La sensación de los hikikomori es que si hacen algo van a fracasar a los ojos de sus padres; pero no está claro por qué se encierran voluntariamente.
Son hijos de padres que les exigen que hagan lo que ellos no pudieron. Un día deciden encerrarse y eso al principio los alivió. No socializan con nadie ni quieren salir a ningún sitio.
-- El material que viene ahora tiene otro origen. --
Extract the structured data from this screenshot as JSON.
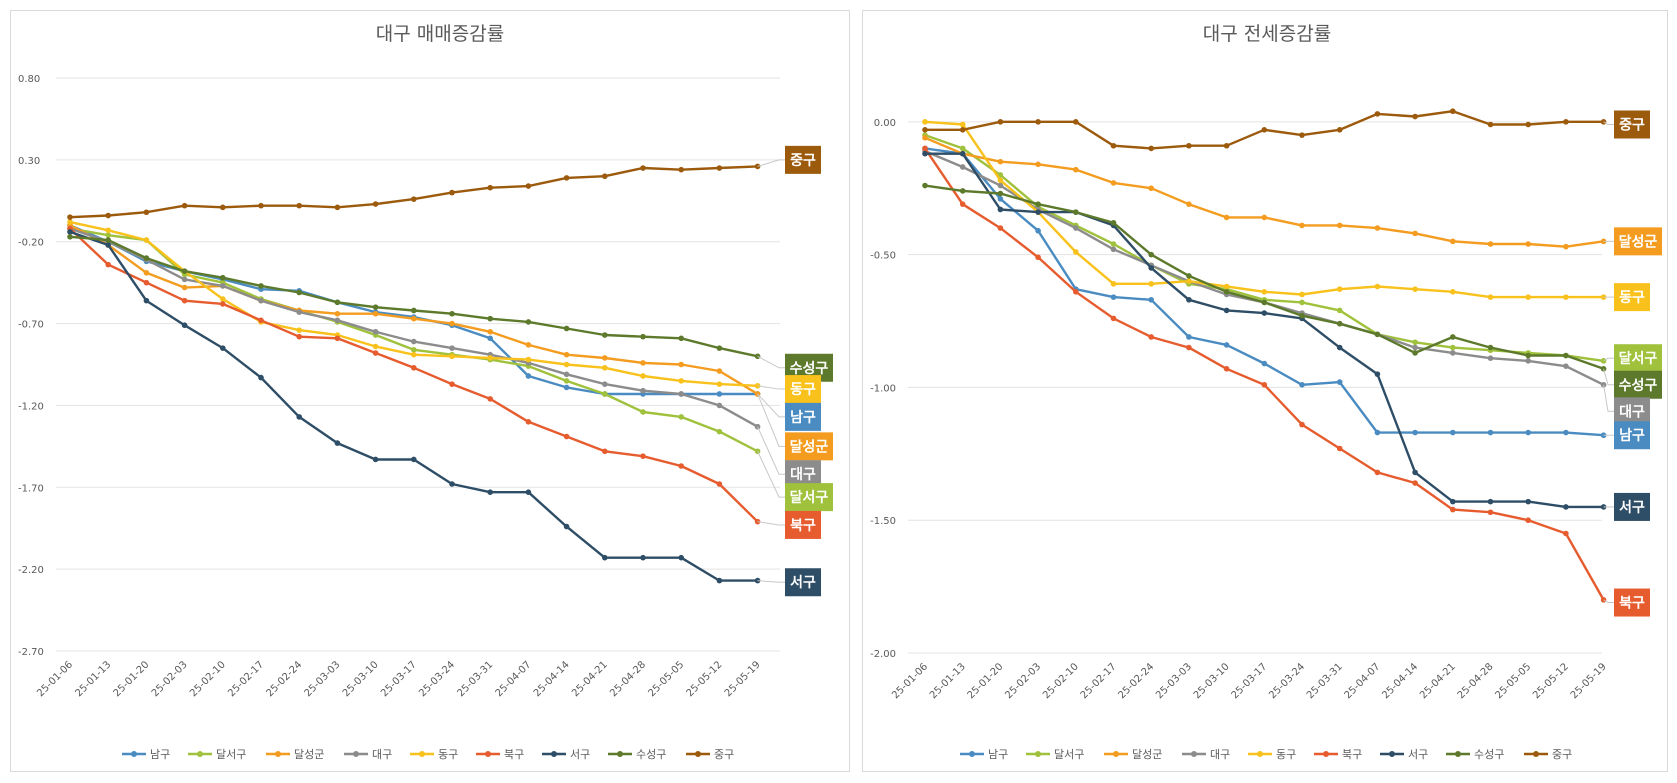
{
  "chart_data": [
    {
      "type": "line",
      "title": "대구 매매증감률",
      "ylim": [
        -2.7,
        0.8
      ],
      "yticks": [
        0.8,
        0.3,
        -0.2,
        -0.7,
        -1.2,
        -1.7,
        -2.2,
        -2.7
      ],
      "ytick_labels": [
        "0.80",
        "0.30",
        "-0.20",
        "-0.70",
        "-1.20",
        "-1.70",
        "-2.20",
        "-2.70"
      ],
      "categories": [
        "25-01-06",
        "25-01-13",
        "25-01-20",
        "25-02-03",
        "25-02-10",
        "25-02-17",
        "25-02-24",
        "25-03-03",
        "25-03-10",
        "25-03-17",
        "25-03-24",
        "25-03-31",
        "25-04-07",
        "25-04-14",
        "25-04-21",
        "25-04-28",
        "25-05-05",
        "25-05-12",
        "25-05-19"
      ],
      "grid": true,
      "legend": "bottom",
      "series": [
        {
          "name": "남구",
          "color": "#4a8cc1",
          "values": [
            -0.1,
            -0.2,
            -0.32,
            -0.38,
            -0.43,
            -0.49,
            -0.5,
            -0.57,
            -0.63,
            -0.66,
            -0.71,
            -0.79,
            -1.02,
            -1.09,
            -1.13,
            -1.13,
            -1.13,
            -1.13,
            -1.13
          ]
        },
        {
          "name": "달서구",
          "color": "#9fc13c",
          "values": [
            -0.12,
            -0.16,
            -0.19,
            -0.4,
            -0.45,
            -0.55,
            -0.62,
            -0.69,
            -0.77,
            -0.86,
            -0.89,
            -0.92,
            -0.96,
            -1.05,
            -1.13,
            -1.24,
            -1.27,
            -1.36,
            -1.48
          ]
        },
        {
          "name": "달성군",
          "color": "#f39c1f",
          "values": [
            -0.1,
            -0.22,
            -0.39,
            -0.48,
            -0.47,
            -0.56,
            -0.62,
            -0.64,
            -0.64,
            -0.67,
            -0.7,
            -0.75,
            -0.83,
            -0.89,
            -0.91,
            -0.94,
            -0.95,
            -0.99,
            -1.13
          ]
        },
        {
          "name": "대구",
          "color": "#8c8c8c",
          "values": [
            -0.12,
            -0.2,
            -0.31,
            -0.43,
            -0.47,
            -0.56,
            -0.63,
            -0.68,
            -0.75,
            -0.81,
            -0.85,
            -0.89,
            -0.94,
            -1.01,
            -1.07,
            -1.11,
            -1.13,
            -1.2,
            -1.33
          ]
        },
        {
          "name": "동구",
          "color": "#f8c11b",
          "values": [
            -0.08,
            -0.13,
            -0.19,
            -0.38,
            -0.55,
            -0.69,
            -0.74,
            -0.77,
            -0.84,
            -0.89,
            -0.9,
            -0.91,
            -0.92,
            -0.95,
            -0.97,
            -1.02,
            -1.05,
            -1.07,
            -1.08
          ]
        },
        {
          "name": "북구",
          "color": "#e65c2e",
          "values": [
            -0.12,
            -0.34,
            -0.45,
            -0.56,
            -0.58,
            -0.68,
            -0.78,
            -0.79,
            -0.88,
            -0.97,
            -1.07,
            -1.16,
            -1.3,
            -1.39,
            -1.48,
            -1.51,
            -1.57,
            -1.68,
            -1.91
          ]
        },
        {
          "name": "서구",
          "color": "#2e4d66",
          "values": [
            -0.14,
            -0.22,
            -0.56,
            -0.71,
            -0.85,
            -1.03,
            -1.27,
            -1.43,
            -1.53,
            -1.53,
            -1.68,
            -1.73,
            -1.73,
            -1.94,
            -2.13,
            -2.13,
            -2.13,
            -2.27,
            -2.27
          ]
        },
        {
          "name": "수성구",
          "color": "#5d7a2c",
          "values": [
            -0.17,
            -0.19,
            -0.3,
            -0.38,
            -0.42,
            -0.47,
            -0.51,
            -0.57,
            -0.6,
            -0.62,
            -0.64,
            -0.67,
            -0.69,
            -0.73,
            -0.77,
            -0.78,
            -0.79,
            -0.85,
            -0.9
          ]
        },
        {
          "name": "중구",
          "color": "#9c5a0c",
          "values": [
            -0.05,
            -0.04,
            -0.02,
            0.02,
            0.01,
            0.02,
            0.02,
            0.01,
            0.03,
            0.06,
            0.1,
            0.13,
            0.14,
            0.19,
            0.2,
            0.25,
            0.24,
            0.25,
            0.26
          ]
        }
      ],
      "end_labels": [
        {
          "name": "중구",
          "color": "#9c5a0c",
          "value": 0.3
        },
        {
          "name": "수성구",
          "color": "#5d7a2c",
          "value": -0.97
        },
        {
          "name": "동구",
          "color": "#f8c11b",
          "value": -1.1
        },
        {
          "name": "남구",
          "color": "#4a8cc1",
          "value": -1.27
        },
        {
          "name": "달성군",
          "color": "#f39c1f",
          "value": -1.45
        },
        {
          "name": "대구",
          "color": "#8c8c8c",
          "value": -1.62
        },
        {
          "name": "달서구",
          "color": "#9fc13c",
          "value": -1.76
        },
        {
          "name": "북구",
          "color": "#e65c2e",
          "value": -1.93
        },
        {
          "name": "서구",
          "color": "#2e4d66",
          "value": -2.28
        }
      ]
    },
    {
      "type": "line",
      "title": "대구 전세증감률",
      "ylim": [
        -2.0,
        0.15
      ],
      "yticks": [
        0.0,
        -0.5,
        -1.0,
        -1.5,
        -2.0
      ],
      "ytick_labels": [
        "0.00",
        "-0.50",
        "-1.00",
        "-1.50",
        "-2.00"
      ],
      "categories": [
        "25-01-06",
        "25-01-13",
        "25-01-20",
        "25-02-03",
        "25-02-10",
        "25-02-17",
        "25-02-24",
        "25-03-03",
        "25-03-10",
        "25-03-17",
        "25-03-24",
        "25-03-31",
        "25-04-07",
        "25-04-14",
        "25-04-21",
        "25-04-28",
        "25-05-05",
        "25-05-12",
        "25-05-19"
      ],
      "grid": true,
      "legend": "bottom",
      "series": [
        {
          "name": "남구",
          "color": "#4a8cc1",
          "values": [
            -0.1,
            -0.12,
            -0.29,
            -0.41,
            -0.63,
            -0.66,
            -0.67,
            -0.81,
            -0.84,
            -0.91,
            -0.99,
            -0.98,
            -1.17,
            -1.17,
            -1.17,
            -1.17,
            -1.17,
            -1.17,
            -1.18
          ]
        },
        {
          "name": "달서구",
          "color": "#9fc13c",
          "values": [
            -0.05,
            -0.1,
            -0.2,
            -0.32,
            -0.39,
            -0.46,
            -0.54,
            -0.61,
            -0.63,
            -0.67,
            -0.68,
            -0.71,
            -0.8,
            -0.83,
            -0.85,
            -0.86,
            -0.87,
            -0.88,
            -0.9
          ]
        },
        {
          "name": "달성군",
          "color": "#f39c1f",
          "values": [
            -0.06,
            -0.12,
            -0.15,
            -0.16,
            -0.18,
            -0.23,
            -0.25,
            -0.31,
            -0.36,
            -0.36,
            -0.39,
            -0.39,
            -0.4,
            -0.42,
            -0.45,
            -0.46,
            -0.46,
            -0.47,
            -0.45
          ]
        },
        {
          "name": "대구",
          "color": "#8c8c8c",
          "values": [
            -0.11,
            -0.17,
            -0.24,
            -0.33,
            -0.4,
            -0.48,
            -0.54,
            -0.6,
            -0.65,
            -0.68,
            -0.72,
            -0.76,
            -0.8,
            -0.85,
            -0.87,
            -0.89,
            -0.9,
            -0.92,
            -0.99
          ]
        },
        {
          "name": "동구",
          "color": "#f8c11b",
          "values": [
            0.0,
            -0.01,
            -0.22,
            -0.34,
            -0.49,
            -0.61,
            -0.61,
            -0.6,
            -0.62,
            -0.64,
            -0.65,
            -0.63,
            -0.62,
            -0.63,
            -0.64,
            -0.66,
            -0.66,
            -0.66,
            -0.66
          ]
        },
        {
          "name": "북구",
          "color": "#e65c2e",
          "values": [
            -0.1,
            -0.31,
            -0.4,
            -0.51,
            -0.64,
            -0.74,
            -0.81,
            -0.85,
            -0.93,
            -0.99,
            -1.14,
            -1.23,
            -1.32,
            -1.36,
            -1.46,
            -1.47,
            -1.5,
            -1.55,
            -1.8
          ]
        },
        {
          "name": "서구",
          "color": "#2e4d66",
          "values": [
            -0.12,
            -0.12,
            -0.33,
            -0.34,
            -0.34,
            -0.39,
            -0.55,
            -0.67,
            -0.71,
            -0.72,
            -0.74,
            -0.85,
            -0.95,
            -1.32,
            -1.43,
            -1.43,
            -1.43,
            -1.45,
            -1.45
          ]
        },
        {
          "name": "수성구",
          "color": "#5d7a2c",
          "values": [
            -0.24,
            -0.26,
            -0.27,
            -0.31,
            -0.34,
            -0.38,
            -0.5,
            -0.58,
            -0.64,
            -0.68,
            -0.73,
            -0.76,
            -0.8,
            -0.87,
            -0.81,
            -0.85,
            -0.88,
            -0.88,
            -0.93
          ]
        },
        {
          "name": "중구",
          "color": "#9c5a0c",
          "values": [
            -0.03,
            -0.03,
            0.0,
            0.0,
            0.0,
            -0.09,
            -0.1,
            -0.09,
            -0.09,
            -0.03,
            -0.05,
            -0.03,
            0.03,
            0.02,
            0.04,
            -0.01,
            -0.01,
            0.0,
            0.0
          ]
        }
      ],
      "end_labels": [
        {
          "name": "중구",
          "color": "#9c5a0c",
          "value": -0.01
        },
        {
          "name": "달성군",
          "color": "#f39c1f",
          "value": -0.45
        },
        {
          "name": "동구",
          "color": "#f8c11b",
          "value": -0.66
        },
        {
          "name": "달서구",
          "color": "#9fc13c",
          "value": -0.89
        },
        {
          "name": "수성구",
          "color": "#5d7a2c",
          "value": -0.99
        },
        {
          "name": "대구",
          "color": "#8c8c8c",
          "value": -1.09
        },
        {
          "name": "남구",
          "color": "#4a8cc1",
          "value": -1.18
        },
        {
          "name": "서구",
          "color": "#2e4d66",
          "value": -1.45
        },
        {
          "name": "북구",
          "color": "#e65c2e",
          "value": -1.81
        }
      ]
    }
  ]
}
El fenómeno hikikomori apareció en Japón hace tres décadas y afecta allí a un millón y medio de adolescentes que sufren un combo propio de la modernidad actual: exigidos por una madre sobreprotectora, con un padre ausente y una sociedad posmoderna que demanda competitividad, rendimiento y alto consumo.
Los hikikomori adolescentes se aíslan progresivamente, hasta el autoencierro; muestran desinterés por los proyectos y también por el futuro: evitan las situaciones públicas y los desconocidos; se oponen a salir de la casa y a recibir visitas: descuidan su higiene y su ropa.
Se aplican casi exclusivamente a los juegos virtuales en la computadora o en consolas. Sus padres no asumen la responsabilidad por los padecimientos de su hijo; pero llegan a comprender que es un problema de origen familiar.
Un joven, entrevistado en su casa de Buenos Aires por una psicóloga que lo trató, resumió sus motivaciones: "me encierro porque me siento indefenso e inseguro, incapaz de afrontar la realidad. Me encierro porque me siento solo en este mundo, perseguido, observado y cuestionado". Son los problemas que enfrenta una generación y que en ellos se muestran con más virulencia.